Maestoso attacco di basso, un arpeggio magistrale che c’introduce ad una marcia
epica, che lascia il posto ad altri cambi di tempo, che di volta in volta sottolineano
la drammaticità dei cori.
Un grande pezzo, degno di concludere un grande album, e una grande era Manowar.

Come accade in tutti i primi album, la band miscela heavy classico americano
e heavy metal epico, con lo stile inconfondibile e unico che tutti conosciamo.

Sign Of The Hammer è l’ultimo album dei ‘vecchi’ Manowar. Anche
un sordo può capire, infatti, che, dopo l’anomalo e rockeggiante Fighting the World, da Kings of Metal le cose sono
cambiate parecchio
, il sound della band ha iniziato a prendere una
piega molto più power e ‘moderna’
, abbandonando progressivamente i
suoni più classici.
A dimostrazione che non solo io la penso così, ma anche la band, basta
che guardiate la divisione delle canzoni tra i due cd di Hell on Stage. Il CD
1 rappresenta i vecchi Manowar, il CD 2 i nuovi Manowar.
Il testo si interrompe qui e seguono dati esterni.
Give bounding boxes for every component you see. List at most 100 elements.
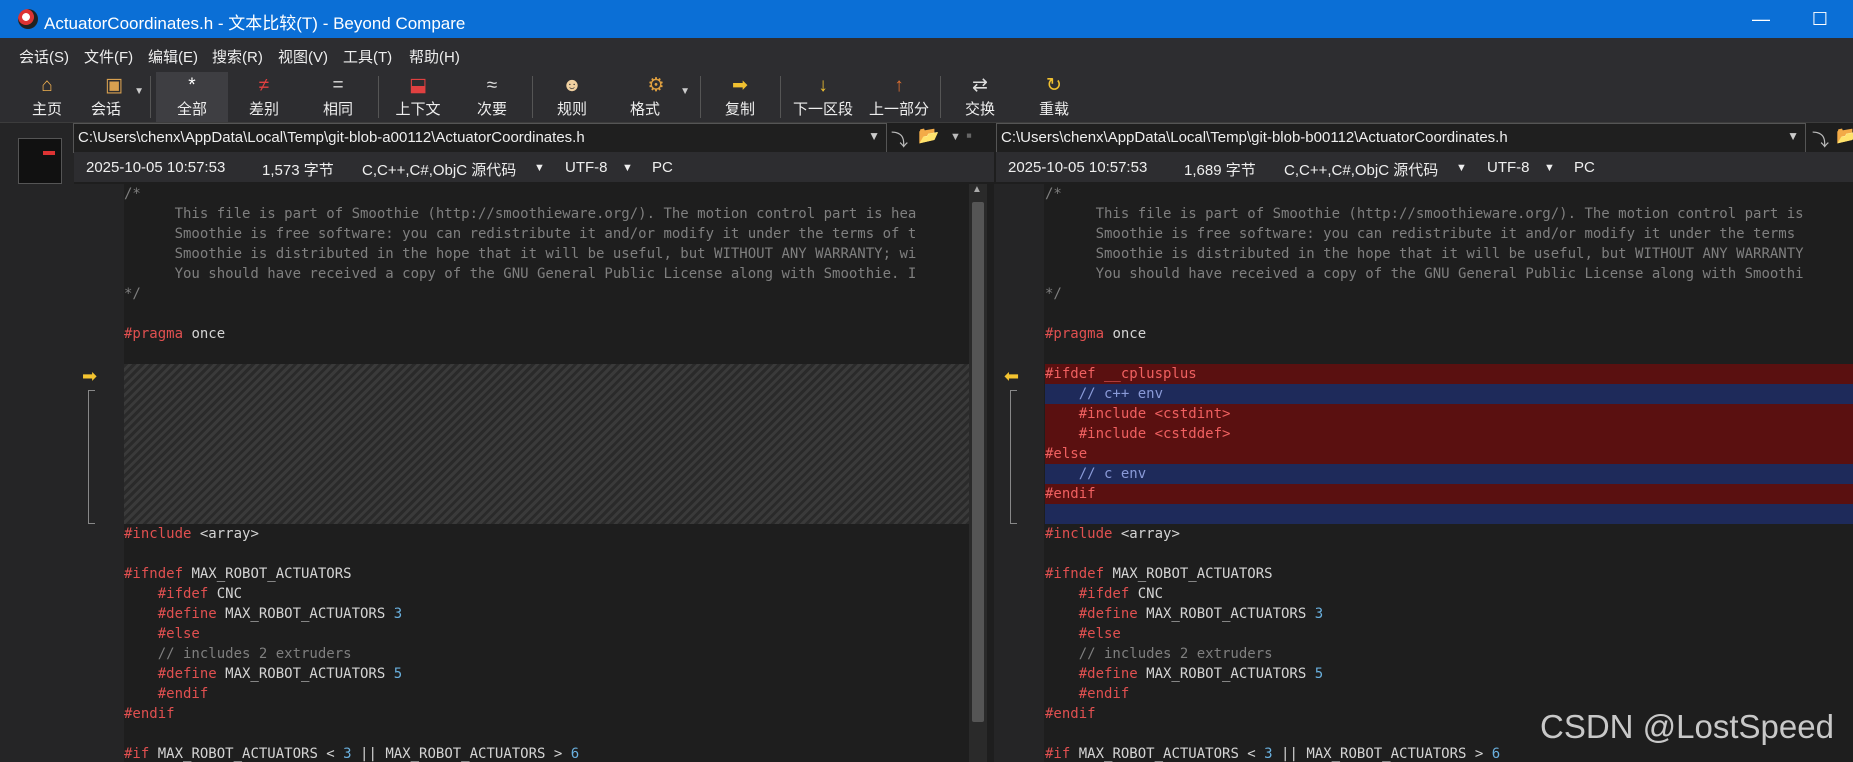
- chevron-down-icon[interactable]: ▼: [950, 131, 961, 143]
- approx-icon: ≈: [486, 75, 498, 96]
- prev-section-button[interactable]: ↑ 上一部分: [864, 72, 934, 122]
- home-button[interactable]: ⌂ 主页: [22, 72, 72, 122]
- diff-bracket: [1010, 390, 1017, 524]
- equals-icon: =: [332, 75, 344, 96]
- context-button[interactable]: ⬓ 上下文: [386, 72, 450, 122]
- right-pane-gutter: [994, 184, 1044, 762]
- toolbar-divider: [150, 76, 151, 118]
- toolbar: ⌂ 主页 ▣ 会话 ▼ * 全部 ≠ 差别 = 相同 ⬓ 上下文 ≈ 次要 ☻ …: [0, 72, 1853, 123]
- inserted-line: #include <cstddef>: [1045, 424, 1853, 444]
- chevron-down-icon[interactable]: ▼: [622, 162, 633, 174]
- right-folder-icon[interactable]: 📂: [1836, 126, 1853, 146]
- maximize-button[interactable]: ☐: [1800, 6, 1840, 32]
- scrollbar-thumb[interactable]: [972, 202, 984, 722]
- code-line: #if MAX_ROBOT_ACTUATORS < 3 || MAX_ROBOT…: [1045, 746, 1501, 762]
- copy-to-right-arrow-icon[interactable]: ⬅: [1004, 366, 1019, 387]
- right-text-pane[interactable]: /* This file is part of Smoothie (http:/…: [1045, 184, 1853, 762]
- left-vertical-scrollbar[interactable]: ▲: [969, 184, 987, 762]
- overview-thumbnail[interactable]: [18, 138, 62, 184]
- left-path-field[interactable]: C:\Users\chenx\AppData\Local\Temp\git-bl…: [73, 123, 887, 153]
- inserted-line: #else: [1045, 444, 1853, 464]
- code-line: #ifndef MAX_ROBOT_ACTUATORS: [1045, 566, 1273, 582]
- not-equal-icon: ≠: [258, 75, 270, 96]
- right-file-size: 1,689 字节: [1184, 162, 1256, 179]
- window-title: ActuatorCoordinates.h - 文本比较(T) - Beyond…: [44, 14, 466, 33]
- beyond-compare-app-icon: [18, 9, 38, 29]
- inserted-line: #ifdef __cplusplus: [1045, 364, 1853, 384]
- toolbar-divider: [700, 76, 701, 118]
- inserted-line: // c env: [1045, 464, 1853, 484]
- show-same-button[interactable]: = 相同: [310, 72, 366, 122]
- menu-help[interactable]: 帮助(H): [409, 46, 460, 67]
- swap-icon: ⇄: [972, 75, 988, 96]
- code-line: #endif: [1045, 686, 1130, 702]
- code-line: // includes 2 extruders: [1045, 646, 1273, 662]
- diff-bracket: [88, 390, 95, 524]
- referee-icon: ☻: [562, 75, 582, 96]
- show-diffs-button[interactable]: ≠ 差别: [236, 72, 292, 122]
- asterisk-icon: *: [188, 75, 196, 96]
- code-line: #pragma once: [124, 326, 226, 342]
- left-lineend-label[interactable]: PC: [652, 159, 673, 176]
- chevron-down-icon[interactable]: ▼: [1544, 162, 1555, 174]
- left-folder-icon[interactable]: 📂: [918, 126, 939, 146]
- menu-session[interactable]: 会话(S): [19, 46, 69, 67]
- inserted-line: #endif: [1045, 484, 1853, 504]
- inserted-line: // c++ env: [1045, 384, 1853, 404]
- chevron-down-icon[interactable]: ▼: [1456, 162, 1467, 174]
- inserted-line: #include <cstdint>: [1045, 404, 1853, 424]
- code-line: This file is part of Smoothie (http://sm…: [1045, 206, 1804, 222]
- toolbar-divider: [378, 76, 379, 118]
- right-path-field[interactable]: C:\Users\chenx\AppData\Local\Temp\git-bl…: [996, 123, 1806, 153]
- missing-lines-block: [124, 364, 969, 524]
- minimize-button[interactable]: —: [1741, 6, 1781, 32]
- next-section-button[interactable]: ↓ 下一区段: [788, 72, 858, 122]
- left-open-history-icon[interactable]: ⤵: [891, 126, 908, 151]
- code-line: #define MAX_ROBOT_ACTUATORS 3: [1045, 606, 1324, 622]
- diff-marker: [43, 151, 55, 155]
- menu-tools[interactable]: 工具(T): [343, 46, 392, 67]
- code-line: #ifndef MAX_ROBOT_ACTUATORS: [124, 566, 352, 582]
- left-info-bar: 2025-10-05 10:57:53 1,573 字节 C,C++,C#,Ob…: [74, 152, 994, 182]
- overview-gutter: [0, 123, 74, 762]
- chevron-down-icon[interactable]: ▼: [534, 162, 545, 174]
- right-open-history-icon[interactable]: ⤵: [1812, 126, 1829, 151]
- copy-button[interactable]: ➡ 复制: [712, 72, 768, 122]
- right-encoding-select[interactable]: UTF-8: [1487, 159, 1530, 176]
- reload-icon: ↻: [1046, 75, 1062, 96]
- left-file-size: 1,573 字节: [262, 162, 334, 179]
- menu-edit[interactable]: 编辑(E): [148, 46, 198, 67]
- code-line: #define MAX_ROBOT_ACTUATORS 5: [124, 666, 403, 682]
- left-text-pane[interactable]: /* This file is part of Smoothie (http:/…: [124, 184, 969, 762]
- chevron-down-icon[interactable]: ▼: [134, 86, 144, 97]
- rules-button[interactable]: ☻ 规则: [546, 72, 598, 122]
- code-line: #pragma once: [1045, 326, 1147, 342]
- right-path-text: C:\Users\chenx\AppData\Local\Temp\git-bl…: [1001, 129, 1508, 146]
- format-button[interactable]: ⚙ 格式 ▼: [620, 72, 692, 122]
- code-line: Smoothie is distributed in the hope that…: [1045, 246, 1804, 262]
- left-encoding-select[interactable]: UTF-8: [565, 159, 608, 176]
- swap-button[interactable]: ⇄ 交换: [954, 72, 1006, 122]
- session-button[interactable]: ▣ 会话 ▼: [82, 72, 146, 122]
- reload-button[interactable]: ↻ 重载: [1028, 72, 1080, 122]
- chevron-down-icon[interactable]: ▼: [1787, 129, 1799, 143]
- code-line: */: [124, 286, 141, 302]
- code-line: #define MAX_ROBOT_ACTUATORS 5: [1045, 666, 1324, 682]
- code-line: #else: [1045, 626, 1121, 642]
- scroll-up-icon[interactable]: ▲: [972, 184, 982, 195]
- toolbar-divider: [780, 76, 781, 118]
- left-save-icon[interactable]: ▪: [966, 126, 972, 146]
- left-format-select[interactable]: C,C++,C#,ObjC 源代码: [362, 159, 516, 180]
- chevron-down-icon[interactable]: ▼: [680, 86, 690, 97]
- menu-view[interactable]: 视图(V): [278, 46, 328, 67]
- right-lineend-label[interactable]: PC: [1574, 159, 1595, 176]
- code-line: You should have received a copy of the G…: [1045, 266, 1804, 282]
- right-format-select[interactable]: C,C++,C#,ObjC 源代码: [1284, 159, 1438, 180]
- show-all-button[interactable]: * 全部: [156, 72, 228, 122]
- minor-button[interactable]: ≈ 次要: [462, 72, 522, 122]
- context-icon: ⬓: [409, 75, 427, 96]
- chevron-down-icon[interactable]: ▼: [868, 129, 880, 143]
- menu-file[interactable]: 文件(F): [84, 46, 133, 67]
- copy-to-left-arrow-icon[interactable]: ➡: [82, 366, 97, 387]
- menu-search[interactable]: 搜索(R): [212, 46, 263, 67]
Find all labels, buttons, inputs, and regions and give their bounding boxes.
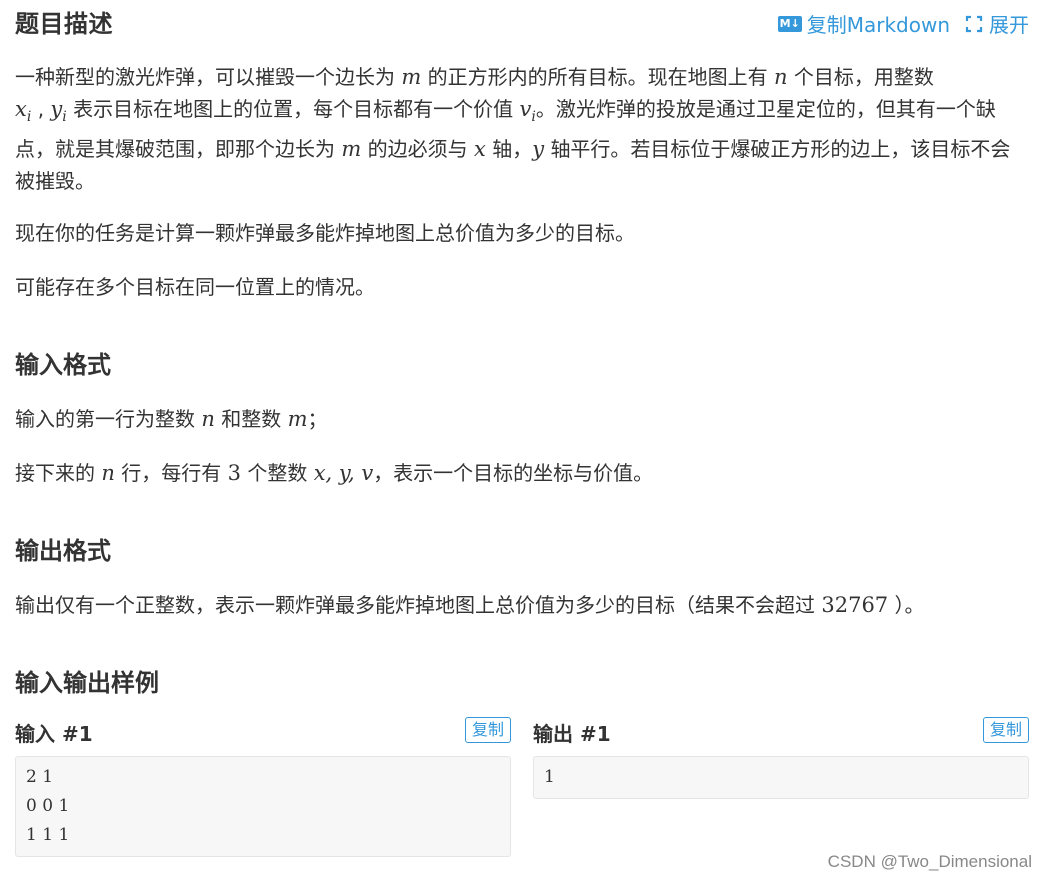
input-format-line-1: 输入的第一行为整数 n 和整数 m； — [15, 407, 328, 432]
copy-input-button[interactable]: 复制 — [464, 717, 511, 743]
section-title-input-format: 输入格式 — [15, 351, 111, 380]
description-paragraph-2: 现在你的任务是计算一颗炸弹最多能炸掉地图上总价值为多少的目标。 — [15, 221, 635, 246]
csdn-watermark: CSDN @Two_Dimensional — [827, 852, 1032, 871]
header-actions: M↓ 复制Markdown 展开 — [777, 9, 1029, 38]
section-title-output-format: 输出格式 — [15, 537, 111, 566]
input-format-line-2: 接下来的 n 行，每行有 3 个整数 x, y, v，表示一个目标的坐标与价值。 — [15, 461, 654, 486]
sample-input-panel: 输入 #1 复制 2 1 0 0 1 1 1 1 — [15, 712, 511, 857]
section-title-samples: 输入输出样例 — [15, 669, 159, 698]
sample-input-header: 输入 #1 复制 — [15, 712, 511, 756]
expand-label: 展开 — [989, 13, 1029, 37]
markdown-icon: M↓ — [777, 15, 802, 32]
description-paragraph-3: 可能存在多个目标在同一位置上的情况。 — [15, 275, 375, 300]
description-header: 题目描述 M↓ 复制Markdown 展开 — [15, 0, 1029, 48]
copy-markdown-button[interactable]: M↓ 复制Markdown — [777, 9, 950, 38]
samples-row: 输入 #1 复制 2 1 0 0 1 1 1 1 输出 #1 复制 1 — [15, 712, 1029, 857]
expand-button[interactable]: 展开 — [964, 9, 1029, 38]
expand-icon — [965, 15, 983, 32]
copy-output-button[interactable]: 复制 — [982, 717, 1029, 743]
problem-page: 题目描述 M↓ 复制Markdown 展开 一种新型的激光炸弹，可以摧毁一个边长… — [15, 0, 1029, 703]
sample-input-code[interactable]: 2 1 0 0 1 1 1 1 — [15, 756, 511, 857]
sample-output-code[interactable]: 1 — [533, 756, 1029, 799]
output-format-text: 输出仅有一个正整数，表示一颗炸弹最多能炸掉地图上总价值为多少的目标（结果不会超过… — [15, 593, 925, 618]
description-body: 一种新型的激光炸弹，可以摧毁一个边长为 m 的正方形内的所有目标。现在地图上有 … — [15, 61, 1029, 303]
description-paragraph-1: 一种新型的激光炸弹，可以摧毁一个边长为 m 的正方形内的所有目标。现在地图上有 … — [15, 65, 1011, 194]
sample-output-header: 输出 #1 复制 — [533, 712, 1029, 756]
copy-markdown-label: 复制Markdown — [806, 13, 950, 37]
sample-output-title: 输出 #1 — [533, 722, 611, 746]
sample-input-title: 输入 #1 — [15, 722, 93, 746]
sample-output-panel: 输出 #1 复制 1 — [533, 712, 1029, 857]
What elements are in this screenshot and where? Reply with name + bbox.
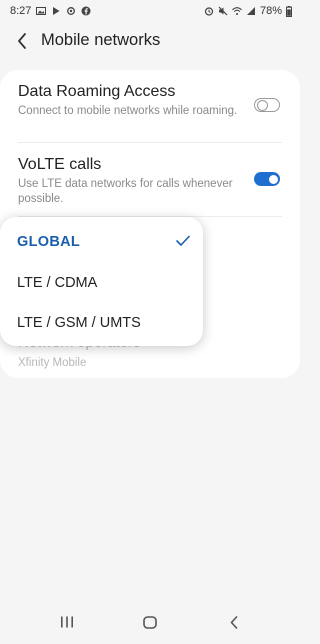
volte-row[interactable]: VoLTE calls Use LTE data networks for ca… xyxy=(18,155,282,206)
app-bar: Mobile networks xyxy=(0,24,300,58)
network-operators-subtitle-row: Xfinity Mobile xyxy=(18,354,282,371)
menu-option-lte-gsm-umts[interactable]: LTE / GSM / UMTS xyxy=(17,315,192,331)
back-nav-icon[interactable] xyxy=(229,616,239,629)
divider xyxy=(18,142,282,143)
toggle-knob xyxy=(269,174,278,184)
menu-option-global[interactable]: GLOBAL xyxy=(17,234,192,250)
recent-apps-icon[interactable] xyxy=(60,616,74,628)
status-left: 8:27 xyxy=(10,5,91,17)
navigation-bar xyxy=(0,600,300,644)
toggle-knob xyxy=(257,99,268,111)
data-roaming-title: Data Roaming Access xyxy=(18,83,176,100)
volte-subtitle: Use LTE data networks for calls whenever… xyxy=(18,178,233,205)
option-label: GLOBAL xyxy=(17,234,81,250)
data-roaming-toggle[interactable] xyxy=(254,98,280,112)
volte-title: VoLTE calls xyxy=(18,156,102,173)
gallery-icon xyxy=(36,7,47,15)
signal-icon xyxy=(246,7,255,15)
option-label: LTE / CDMA xyxy=(17,275,98,291)
sync-icon xyxy=(67,7,76,15)
data-roaming-subtitle: Connect to mobile networks while roaming… xyxy=(18,105,238,117)
network-mode-menu: GLOBAL LTE / CDMA LTE / GSM / UMTS xyxy=(0,217,203,346)
alarm-icon xyxy=(204,7,214,16)
page-title: Mobile networks xyxy=(41,31,161,49)
mute-icon xyxy=(218,6,228,16)
battery-percent: 78% xyxy=(259,5,282,17)
volte-toggle[interactable] xyxy=(254,172,280,186)
home-icon[interactable] xyxy=(143,616,157,629)
facebook-icon xyxy=(81,6,91,16)
network-operators-subtitle: Xfinity Mobile xyxy=(18,357,87,369)
play-store-icon xyxy=(53,7,60,15)
data-roaming-row[interactable]: Data Roaming Access Connect to mobile ne… xyxy=(18,82,282,119)
status-bar: 8:27 78% xyxy=(0,0,300,24)
battery-icon xyxy=(286,5,292,17)
back-arrow-icon[interactable] xyxy=(14,30,32,52)
wifi-icon xyxy=(232,7,242,15)
status-right: 78% xyxy=(204,5,292,17)
check-icon xyxy=(176,235,190,246)
status-time: 8:27 xyxy=(10,5,32,17)
option-label: LTE / GSM / UMTS xyxy=(17,315,141,331)
menu-option-lte-cdma[interactable]: LTE / CDMA xyxy=(17,275,192,291)
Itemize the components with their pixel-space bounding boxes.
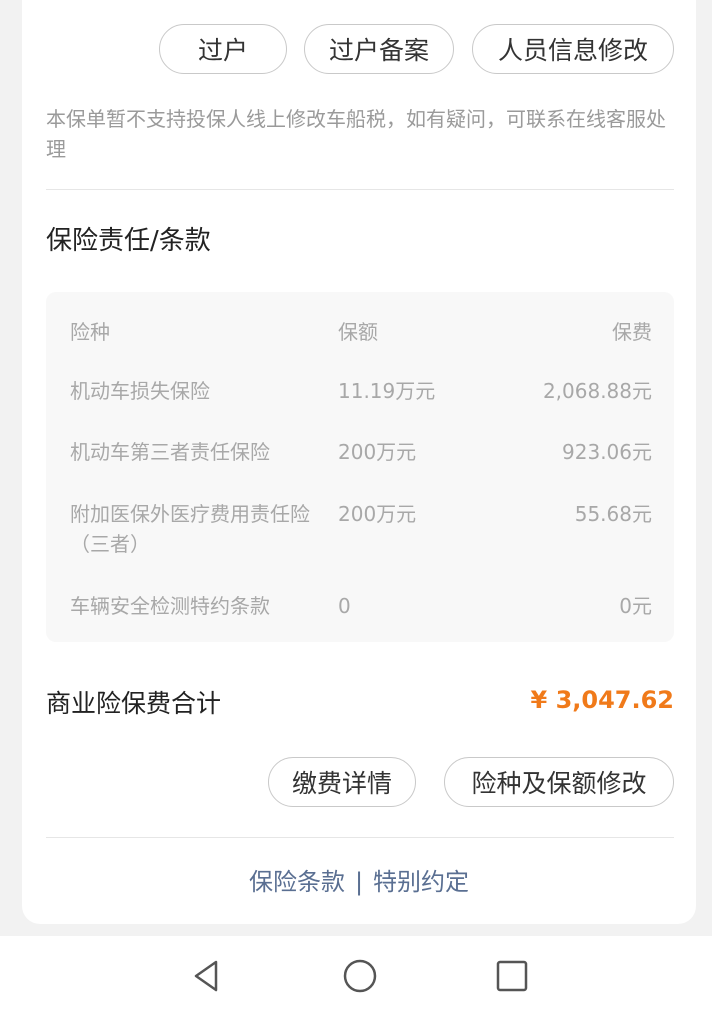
row-premium: 923.06元 bbox=[562, 440, 652, 464]
transfer-record-button[interactable]: 过户备案 bbox=[304, 24, 454, 74]
row-name: 机动车第三者责任保险 bbox=[70, 440, 270, 464]
policy-links: 保险条款 | 特别约定 bbox=[22, 862, 696, 897]
home-icon[interactable] bbox=[340, 956, 380, 996]
recents-icon[interactable] bbox=[492, 956, 532, 996]
transfer-button[interactable]: 过户 bbox=[159, 24, 287, 74]
edit-coverage-button[interactable]: 险种及保额修改 bbox=[444, 757, 674, 807]
row-premium: 2,068.88元 bbox=[542, 379, 652, 403]
header-amount: 保额 bbox=[338, 320, 378, 344]
link-separator: | bbox=[354, 868, 364, 896]
total-value: ¥ 3,047.62 bbox=[530, 686, 674, 714]
row-amount: 200万元 bbox=[338, 502, 417, 526]
divider bbox=[46, 189, 674, 190]
clauses-link[interactable]: 保险条款 bbox=[249, 868, 345, 896]
policy-card: 过户 过户备案 人员信息修改 本保单暂不支持投保人线上修改车船税，如有疑问，可联… bbox=[22, 0, 696, 924]
section-title: 保险责任/条款 bbox=[46, 226, 211, 256]
coverage-table: 险种 保额 保费 机动车损失保险 11.19万元 2,068.88元 机动车第三… bbox=[46, 292, 674, 642]
row-premium: 0元 bbox=[619, 594, 652, 618]
row-amount: 11.19万元 bbox=[338, 379, 436, 403]
edit-personal-info-button[interactable]: 人员信息修改 bbox=[472, 24, 674, 74]
row-name: 车辆安全检测特约条款 bbox=[70, 594, 270, 618]
back-icon[interactable] bbox=[186, 956, 226, 996]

Non sta a me disputare su quale ciclo sia il migliore, anche perché
quello attuale è ancora ben lungi dal concludersi. Ma una cosa è
certa: Sign of the Hammer rappresenta l’apoteosi del vecchio stile Manowar.
Il suono è metallico come non mai, la produzione è grezza, ma
la voce è tagliente, pura, potente, altissima, le distorsioni sono metalliche
e cattive, l’originale basso di Mister De Maio viaggia alla grande. Il mix di
pezzi lenti e veloci è dimostrazione della maturità raggiunta
dalla band, che non scade mai nella banalità, e non teme critiche o confronti,
ma come sempre prosegue a testa alta per la propria strada. Acquisto consigliatissimo,
prossimamente dovrebbe uscire rimasterizzato e in ristampa, speriamo. Purtroppo
l’edizione originale ha un booklet scarsissimo, non ci sono manco i testi, del
resto fa 4 pagine comprese le copertine!